The investment has begun to pay off as MoneyGram has enjoyed strong growth in its digital channel, MoneyGram Online. In the third quarter, the online channel, which allows people to send and receive money online and through a mobile app, had 111% growth in the number of transactions and 114% growth in revenue. Cross-border online transactions were up 176% year over year, while revenue was up 174%.
Overall, revenue was up 1% year over year to $323 million, and net income climbed to $10.9 million, up from a $7.7 million net loss a year ago. Consumer demand has grown due to the pandemic, as more people are practicing social distancing and using online and mobile payments. But MoneyGram, unlike some of the start-ups in this competitive space, already has name recognition and relationships in place around the globe. That brand awareness and infrastructure has also helped spur its growth. The global growth is evident from its huge gains in cross-border transactions. The financials have improved, too, as EBITDA (earnings before interest, taxes, depreciation, and amortization) is up 21% to $66 million and free cash flow jumped to $25.4 million from $9.3 million a year ago.
MoneyGram's stock price has spiked 243% year to date on this rapid growth and was trading at $7.21 per share as of Thursday's close. That type of growth is surely not sustainable in the near term, but steady revenue and earnings growth is expected. As a long-term investment, MoneyGram is definitely a stock to watch. It could be volatile in the short term as the run-up has it overvalued. But long term -- spurred by the larger cashless trend, which has been accelerated by the pandemic -- it should be primed for solid growth.
Zynga ain't playing around
There's a lot to like about mobile video game company Zynga, and not just because people are stuck at home playing more games on their phones.
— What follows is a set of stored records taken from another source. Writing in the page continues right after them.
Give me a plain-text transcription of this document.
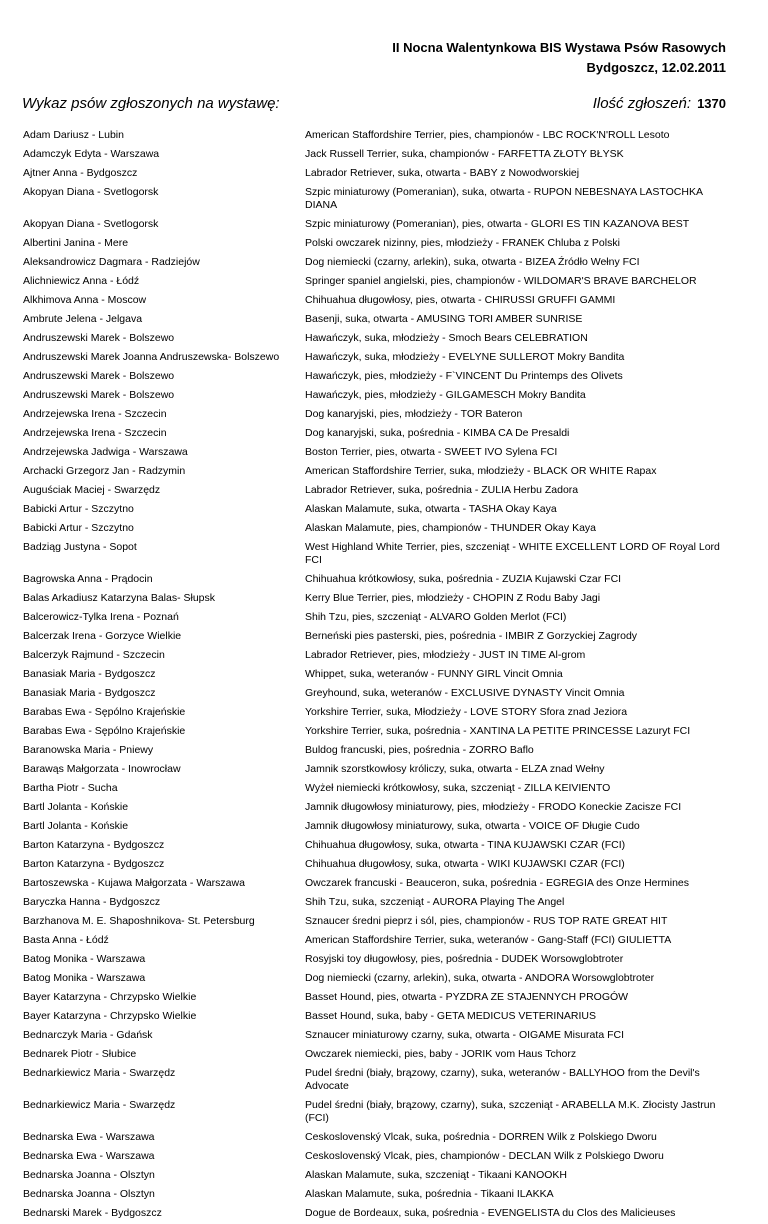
II Nocna Walentynkowa BIS Wystawa Psów Rasowych
Bydgoszcz, 12.02.2011
Wykaz psów zgłoszonych na wystawę:	Ilość zgłoszeń: 1370
Adam Dariusz - Lubin	American Staffordshire Terrier, pies, championów - LBC ROCK'N'ROLL Lesoto
Adamczyk Edyta - Warszawa	Jack Russell Terrier, suka, championów - FARFETTA ZŁOTY BŁYSK
Ajtner Anna - Bydgoszcz	Labrador Retriever, suka, otwarta - BABY z Nowodworskiej
Akopyan Diana - Svetlogorsk	Szpic miniaturowy (Pomeranian), suka, otwarta - RUPON NEBESNAYA LASTOCHKA DIANA
Akopyan Diana - Svetlogorsk	Szpic miniaturowy (Pomeranian), pies, otwarta - GLORI ES TIN KAZANOVA BEST
Albertini Janina - Mere	Polski owczarek nizinny, pies, młodzieży - FRANEK Chluba z Polski
Aleksandrowicz Dagmara - Radziejów	Dog niemiecki (czarny, arlekin), suka, otwarta - BIZEA Źródło Wełny FCI
Alichniewicz Anna - Łódź	Springer spaniel angielski, pies, championów - WILDOMAR'S BRAVE BARCHELOR
Alkhimova Anna - Moscow	Chihuahua długowłosy, pies, otwarta - CHIRUSSI GRUFFI GAMMI
Ambrute Jelena - Jelgava	Basenji, suka, otwarta - AMUSING TORI AMBER SUNRISE
Andruszewski Marek - Bolszewo	Hawańczyk, suka, młodzieży - Smoch Bears CELEBRATION
Andruszewski Marek Joanna Andruszewska- Bolszewo	Hawańczyk, suka, młodzieży - EVELYNE SULLEROT Mokry Bandita
Andruszewski Marek - Bolszewo	Hawańczyk, pies, młodzieży - F`VINCENT Du Printemps des Olivets
Andruszewski Marek - Bolszewo	Hawańczyk, pies, młodzieży - GILGAMESCH Mokry Bandita
Andrzejewska Irena - Szczecin	Dog kanaryjski, pies, młodzieży - TOR Bateron
Andrzejewska Irena - Szczecin	Dog kanaryjski, suka, pośrednia - KIMBA CA De Presaldi
Andrzejewska Jadwiga - Warszawa	Boston Terrier, pies, otwarta - SWEET IVO Sylena FCI
Archacki Grzegorz Jan - Radzymin	American Staffordshire Terrier, suka, młodzieży - BLACK OR WHITE Rapax
Auguściak Maciej - Swarzędz	Labrador Retriever, suka, pośrednia - ZULIA Herbu Zadora
Babicki Artur - Szczytno	Alaskan Malamute, suka, otwarta - TASHA Okay Kaya
Babicki Artur - Szczytno	Alaskan Malamute, pies, championów - THUNDER Okay Kaya
Badziąg Justyna - Sopot	West Highland White Terrier, pies, szczeniąt - WHITE EXCELLENT LORD OF Royal Lord FCI
Bagrowska Anna - Prądocin	Chihuahua krótkowłosy, suka, pośrednia - ZUZIA Kujawski Czar FCI
Balas Arkadiusz Katarzyna Balas- Słupsk	Kerry Blue Terrier, pies, młodzieży - CHOPIN Z Rodu Baby Jagi
Balcerowicz-Tylka Irena - Poznań	Shih Tzu, pies, szczeniąt - ALVARO Golden Merlot (FCI)
Balcerzak Irena - Gorzyce Wielkie	Berneński pies pasterski, pies, pośrednia - IMBIR Z Gorzyckiej Zagrody
Balcerzyk Rajmund - Szczecin	Labrador Retriever, pies, młodzieży - JUST IN TIME Al-grom
Banasiak Maria - Bydgoszcz	Whippet, suka, weteranów - FUNNY GIRL Vincit Omnia
Banasiak Maria - Bydgoszcz	Greyhound, suka, weteranów - EXCLUSIVE DYNASTY Vincit Omnia
Barabas Ewa - Sępólno Krajeńskie	Yorkshire Terrier, suka, Młodzieży - LOVE STORY Sfora znad Jeziora
Barabas Ewa - Sępólno Krajeńskie	Yorkshire Terrier, suka, pośrednia - XANTINA LA PETITE PRINCESSE Lazuryt FCI
Baranowska Maria - Pniewy	Buldog francuski, pies, pośrednia - ZORRO Baflo
Barawąs Małgorzata - Inowrocław	Jamnik szorstkowłosy króliczy, suka, otwarta - ELZA znad Wełny
Bartha Piotr - Sucha	Wyżeł niemiecki krótkowłosy, suka, szczeniąt - ZILLA KEIVIENTO
Bartl Jolanta - Końskie	Jamnik długowłosy miniaturowy, pies, młodzieży - FRODO Koneckie Zacisze FCI
Bartl Jolanta - Końskie	Jamnik długowłosy miniaturowy, suka, otwarta - VOICE OF Długie Cudo
Barton Katarzyna - Bydgoszcz	Chihuahua długowłosy, suka, otwarta - TINA KUJAWSKI CZAR (FCI)
Barton Katarzyna - Bydgoszcz	Chihuahua długowłosy, suka, otwarta - WIKI KUJAWSKI CZAR (FCI)
Bartoszewska - Kujawa Małgorzata - Warszawa	Owczarek francuski - Beauceron, suka, pośrednia - EGREGIA des Onze Hermines
Baryczka Hanna - Bydgoszcz	Shih Tzu, suka, szczeniąt - AURORA Playing The Angel
Barzhanova M. E. Shaposhnikova- St. Petersburg	Sznaucer średni pieprz i sól, pies, championów - RUS TOP RATE GREAT HIT
Basta Anna - Łódź	American Staffordshire Terrier, suka, weteranów - Gang-Staff (FCI) GIULIETTA
Batog Monika - Warszawa	Rosyjski toy długowłosy, pies, pośrednia - DUDEK Worsowglobtroter
Batog Monika - Warszawa	Dog niemiecki (czarny, arlekin), suka, otwarta - ANDORA Worsowglobtroter
Bayer Katarzyna - Chrzypsko Wielkie	Basset Hound, pies, otwarta - PYZDRA ZE STAJENNYCH PROGÓW
Bayer Katarzyna - Chrzypsko Wielkie	Basset Hound, suka, baby - GETA MEDICUS VETERINARIUS
Bednarczyk Maria - Gdańsk	Sznaucer miniaturowy czarny, suka, otwarta - OIGAME Misurata FCI
Bednarek Piotr - Słubice	Owczarek niemiecki, pies, baby - JORIK vom Haus Tchorz
Bednarkiewicz Maria - Swarzędz	Pudel średni (biały, brązowy, czarny), suka, weteranów - BALLYHOO from the Devil's Advocate
Bednarkiewicz Maria - Swarzędz	Pudel średni (biały, brązowy, czarny), suka, szczeniąt - ARABELLA M.K. Złocisty Jastrun (FCI)
Bednarska Ewa - Warszawa	Ceskoslovenský Vlcak, suka, pośrednia - DORREN Wilk z Polskiego Dworu
Bednarska Ewa - Warszawa	Ceskoslovenský Vlcak, pies, championów - DECLAN Wilk z Polskiego Dworu
Bednarska Joanna - Olsztyn	Alaskan Malamute, suka, szczeniąt - Tikaani KANOOKH
Bednarska Joanna - Olsztyn	Alaskan Malamute, suka, pośrednia - Tikaani ILAKKA
Bednarski Marek - Bydgoszcz	Dogue de Bordeaux, suka, pośrednia - EVENGELISTA du Clos des Malicieuses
The stock has been a stellar performer this year, up 57% year to date, trading at $9.61 per share as of Thursday's close. The company -- whose popular games include Words with Friends, Merge Magic!, CSR2, Harry Potter Puzzles & Spells, and Empires & Puzzles, to name a few -- enjoyed record revenue and bookings in the third quarter. Revenue was up 46% to $503 million year over year, and bookings, the amount of products and services sold, was up 59% to $628 million.
The pandemic was a big factor in the initial spike in users in the second quarter and over the summer, CEO Frank Gibeau explained on the third-quarter conference call. But the company has found that those users are staying as engagement and retention rates remain high, which explains the higher-than-expected revenue.
The company had a net loss in the quarter of $122 million due to deferred revenue of initial bookings from Toon Blast and Toy Blast, which is consistent for newly acquired games. It was also related to expenses from the acquisitions of video game maker Peak, which makes Toon Blast and Toy Blast, and Rollic, an Istanbul-based developer of hyper-casual games, which are simple, tap-to-play games that are booming in popularity. Zynga bought Rollic for $168 million in cash.
Zynga has made several purchases in the last few years, and all of them are primarily cash deals, with very little financing or debt involved. Even with the acquisitions, Zynga maintains a strong cash position with $738 million in cash and equivalents at the end of the quarter. That will grow, as the company had a record $113 million in operating cash flow in the quarter, up 65% year over year. Combined with the continuing growth of its franchise games and its robust pipeline of new games, the acquisitions have the potential to significantly expand Zynga's users and profitability for years to come.
Of these two stay-at-home stocks, Zynga is the better buy right now. But keep an eye on MoneyGram over the next few quarters, as it has excellent long-term potential.